How learning from others can help you realise your growth potential

Posted on the 4 January 2016

How learning from others can help you realise your growth potential

By Nigel Mills

As the year comes to a close all business people will be looking for ways to make 2016 the most productive and profitable year yet. At the Entrepreneurs’ Forum’s recent ‘Fortune Favours the Bold’ conference we heard from speakers from the worlds of business, sport, and beyond, all of whom gave some great advice, that I’m sure will give us some inspiration.

“You have to speak with authority and confidence, nobody else is going to do it for you. If you can’t speak up for your business, your clients can’t expect you to do so for them.” said Graham Robb, Senior Partner at Recognition PR, who chaired the Entrepreneurial Insights panel. Graham’s advice is self-explanatory, but its importance should not be underestimated, customers have to see you have confidence in what you’re selling.

“You’ve got to get quality into your quantity, do things to the best of your ability and don’t try to do everything, then you can achieve your purpose.” was the key message of Fab Flournoy, the phenomenally successful the Newcastle Eagles player/coach. Fab, a naturalised UK citizen who grew up in the Bronx and moved to UK to play basketball said .This is important for entrepreneurs, especially when scaling up their businesses, as quality can suffer without the right business processes in place.

Olympic Gold Medal winning rower Ben Hunt-Davis had a clear, powerful message; “Will it make the boat go faster?” In business terms this means we should questions whether changes we make grow our companies or increase our profits. If the answer is no we should think twice about them.

“87% of communication is visual” was the message of mentalist and ‘Master of Influence’ Gilan Gork. He ’ told us to think about what our body language tells other about us, especially when dealing with clients and colleagues, as well as what their body language can  tell us. Seeing how comfortable someone is with what you’re saying when pitching or selling is great intelligence that can make a difference.

Tony Cleary of Lanchester Wines noted that he keeps track of his businesses using a 24 month rolling profit and lost forecast, in his words, “The numbers don’t lie”. He advised attendees to mitigate risk positive strategies within individual businesses by building a diverse portfolio. In short, Tony doesn’t put all of his eggs in one basket.
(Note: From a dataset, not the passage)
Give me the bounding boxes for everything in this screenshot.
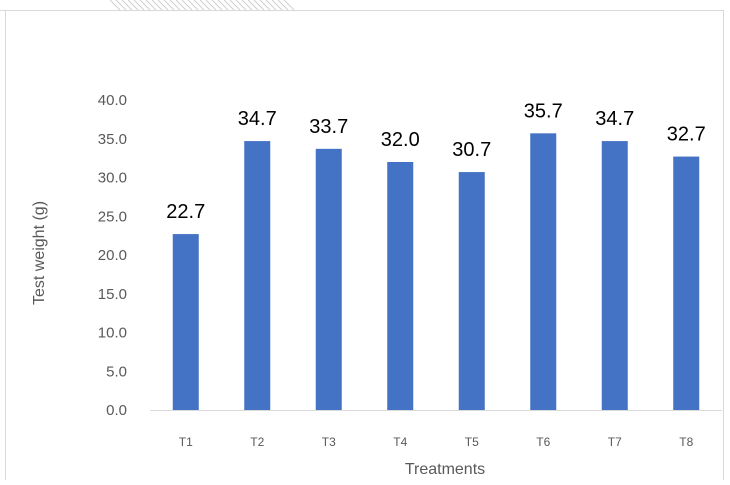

Jeremy Snape, former England cricketer and sports psychologist said “You get the best results when you set a target and break down how you’re going to achieve it, millimetre by millimetre, winning one millimetre at a time.” Jeremy’s message is particularly relevant to the Entrepreneurs’ Forum. If we have a speaker who has made £1 billion, what they have to say isn’t always relevant. On the other hand, a speaker who has made £100,000 and tells us how to do it can give us the encouragement make £100,000 ourselves, the next £100,000, £1 million, and maybe more. In business we need to have lofty ambitions but break them down into achievable steps, create a roadmap, then through strong communications and a simple business model we succeed, millimetre by millimetre.

We know that there is a direct correlation between hard work and success, and by finding the right inspiration and making the right changes, 2016 can be an even more successful year for the North East’s entrepreneurs.

  Nigel Mills is Chairman of the Entrepreneurs’ Forum.